Each time an operating system is installed it needs to be configured – but before the new settings are in place, there is a short period when the system is not configured in line with your policies. In many cases this is not a problem, however in a highly secured environment a misconfigured system poses a threat.
OSCAP-Anaconda-Addon solves this exact problem. It is an add-on for the Anaconda installer that enables administrators to feed security policy into the installation process and ensure that systems are compliant from the very first boot.
The easiest way to use OSCAP-Anaconda-Addon is to pick a Linux distribution which comes with it built-in.
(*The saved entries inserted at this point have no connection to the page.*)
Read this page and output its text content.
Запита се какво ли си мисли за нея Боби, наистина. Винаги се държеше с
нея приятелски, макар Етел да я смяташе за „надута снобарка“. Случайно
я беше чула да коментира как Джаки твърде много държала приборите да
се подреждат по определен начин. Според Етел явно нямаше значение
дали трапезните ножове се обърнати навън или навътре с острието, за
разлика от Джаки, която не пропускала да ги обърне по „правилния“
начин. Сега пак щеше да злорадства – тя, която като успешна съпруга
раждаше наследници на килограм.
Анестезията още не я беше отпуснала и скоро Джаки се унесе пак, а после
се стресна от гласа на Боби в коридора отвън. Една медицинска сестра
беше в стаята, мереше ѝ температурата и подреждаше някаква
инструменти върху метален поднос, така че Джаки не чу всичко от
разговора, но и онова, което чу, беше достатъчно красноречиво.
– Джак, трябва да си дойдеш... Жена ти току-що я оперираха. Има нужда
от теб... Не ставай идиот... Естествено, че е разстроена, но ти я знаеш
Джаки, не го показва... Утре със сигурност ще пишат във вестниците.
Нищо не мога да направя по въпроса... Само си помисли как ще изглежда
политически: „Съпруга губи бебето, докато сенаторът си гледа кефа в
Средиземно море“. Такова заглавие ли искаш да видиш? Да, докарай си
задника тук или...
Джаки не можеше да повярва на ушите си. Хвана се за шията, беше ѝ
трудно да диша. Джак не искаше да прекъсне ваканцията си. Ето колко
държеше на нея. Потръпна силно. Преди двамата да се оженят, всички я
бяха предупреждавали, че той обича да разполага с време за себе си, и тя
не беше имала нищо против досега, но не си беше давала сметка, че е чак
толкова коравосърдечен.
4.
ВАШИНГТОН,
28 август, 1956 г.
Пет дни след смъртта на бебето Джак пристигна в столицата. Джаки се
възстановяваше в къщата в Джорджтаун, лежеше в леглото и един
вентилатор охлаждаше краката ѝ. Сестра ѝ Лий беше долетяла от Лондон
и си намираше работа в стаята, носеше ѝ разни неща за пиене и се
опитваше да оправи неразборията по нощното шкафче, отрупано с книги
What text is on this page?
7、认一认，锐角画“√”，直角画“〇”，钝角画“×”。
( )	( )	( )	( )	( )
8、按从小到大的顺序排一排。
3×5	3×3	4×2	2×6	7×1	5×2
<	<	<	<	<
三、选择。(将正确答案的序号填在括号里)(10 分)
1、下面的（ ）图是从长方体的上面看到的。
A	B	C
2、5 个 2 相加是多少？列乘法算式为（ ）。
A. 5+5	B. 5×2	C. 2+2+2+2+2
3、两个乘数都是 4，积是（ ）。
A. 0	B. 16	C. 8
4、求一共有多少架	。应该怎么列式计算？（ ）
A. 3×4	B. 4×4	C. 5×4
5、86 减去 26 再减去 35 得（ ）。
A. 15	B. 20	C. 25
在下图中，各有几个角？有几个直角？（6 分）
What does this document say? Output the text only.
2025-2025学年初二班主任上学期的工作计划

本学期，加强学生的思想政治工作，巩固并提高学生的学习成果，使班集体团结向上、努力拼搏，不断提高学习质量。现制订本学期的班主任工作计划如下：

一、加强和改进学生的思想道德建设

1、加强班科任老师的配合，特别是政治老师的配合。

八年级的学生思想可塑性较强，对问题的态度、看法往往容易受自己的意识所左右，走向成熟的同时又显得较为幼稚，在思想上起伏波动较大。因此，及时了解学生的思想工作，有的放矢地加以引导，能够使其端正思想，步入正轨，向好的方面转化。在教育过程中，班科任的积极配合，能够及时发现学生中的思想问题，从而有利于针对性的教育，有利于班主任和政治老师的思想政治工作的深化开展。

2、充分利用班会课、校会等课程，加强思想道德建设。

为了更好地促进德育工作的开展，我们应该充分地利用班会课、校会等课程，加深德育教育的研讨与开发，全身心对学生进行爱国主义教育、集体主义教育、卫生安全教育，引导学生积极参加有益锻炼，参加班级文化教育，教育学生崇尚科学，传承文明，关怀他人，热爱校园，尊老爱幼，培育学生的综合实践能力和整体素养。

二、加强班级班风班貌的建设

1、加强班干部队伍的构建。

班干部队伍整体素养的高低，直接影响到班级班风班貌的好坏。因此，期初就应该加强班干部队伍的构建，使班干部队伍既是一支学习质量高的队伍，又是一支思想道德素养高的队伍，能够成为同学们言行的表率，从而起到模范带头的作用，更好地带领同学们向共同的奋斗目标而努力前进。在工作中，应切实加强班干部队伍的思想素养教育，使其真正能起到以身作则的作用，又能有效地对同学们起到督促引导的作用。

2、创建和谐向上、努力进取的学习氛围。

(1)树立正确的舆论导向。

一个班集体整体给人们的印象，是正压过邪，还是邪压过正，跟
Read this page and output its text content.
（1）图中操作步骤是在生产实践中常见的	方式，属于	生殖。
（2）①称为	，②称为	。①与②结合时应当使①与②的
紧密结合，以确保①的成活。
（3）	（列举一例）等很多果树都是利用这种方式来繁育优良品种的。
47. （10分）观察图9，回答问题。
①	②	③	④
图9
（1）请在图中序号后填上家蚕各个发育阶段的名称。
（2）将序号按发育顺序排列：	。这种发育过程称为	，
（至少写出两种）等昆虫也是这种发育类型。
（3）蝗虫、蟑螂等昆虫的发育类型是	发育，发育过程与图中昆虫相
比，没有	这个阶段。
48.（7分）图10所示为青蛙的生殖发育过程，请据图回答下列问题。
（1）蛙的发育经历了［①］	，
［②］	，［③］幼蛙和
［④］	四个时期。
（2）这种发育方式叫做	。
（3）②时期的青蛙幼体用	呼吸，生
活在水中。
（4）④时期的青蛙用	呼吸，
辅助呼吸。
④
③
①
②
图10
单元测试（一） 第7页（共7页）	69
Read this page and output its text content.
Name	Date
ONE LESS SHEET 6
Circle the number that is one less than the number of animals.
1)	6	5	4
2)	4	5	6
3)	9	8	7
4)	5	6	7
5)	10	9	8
Today, the only such distribution is Red Hat Enterprise Linux 7 Update 2. The other option is to create your own compose with the add-on and security policy.
When the plug-in is enabled, a screen will pop-up during installation asking the user to provide a security policy. The add-on then checks for misconfiguration, before installation starts, and notifies the user if anything requires attention – for example a non-compliant partitioning scheme.
The OSCAP Anaconda Addon supports the following modes of Anaconda installer operation:
Fundamentally, there are two modes of operation: attended and unattended. In an attended installation, users are able to select one of the pre-loaded policies, or they can provide a url of the policy to be applied. In an unattended installation, users include a small section in their kickstart file that configures the OSCAP Anaconda Addon.
What happens in both cases is similar. The add-on acts on the remediation instructions of the selected security policy. In the policy file, there can be two types of remediations: special anaconda instructions and generic scripts. Special anaconda instructions can ensure things like partitioning, the set of installed packages, or bootloader options comply with the security policy provided. Everything else is ensured by the generic scripts which are executed after the packages are installed, but before the first boot.
After the first boot, audit results are stored in the /root directory.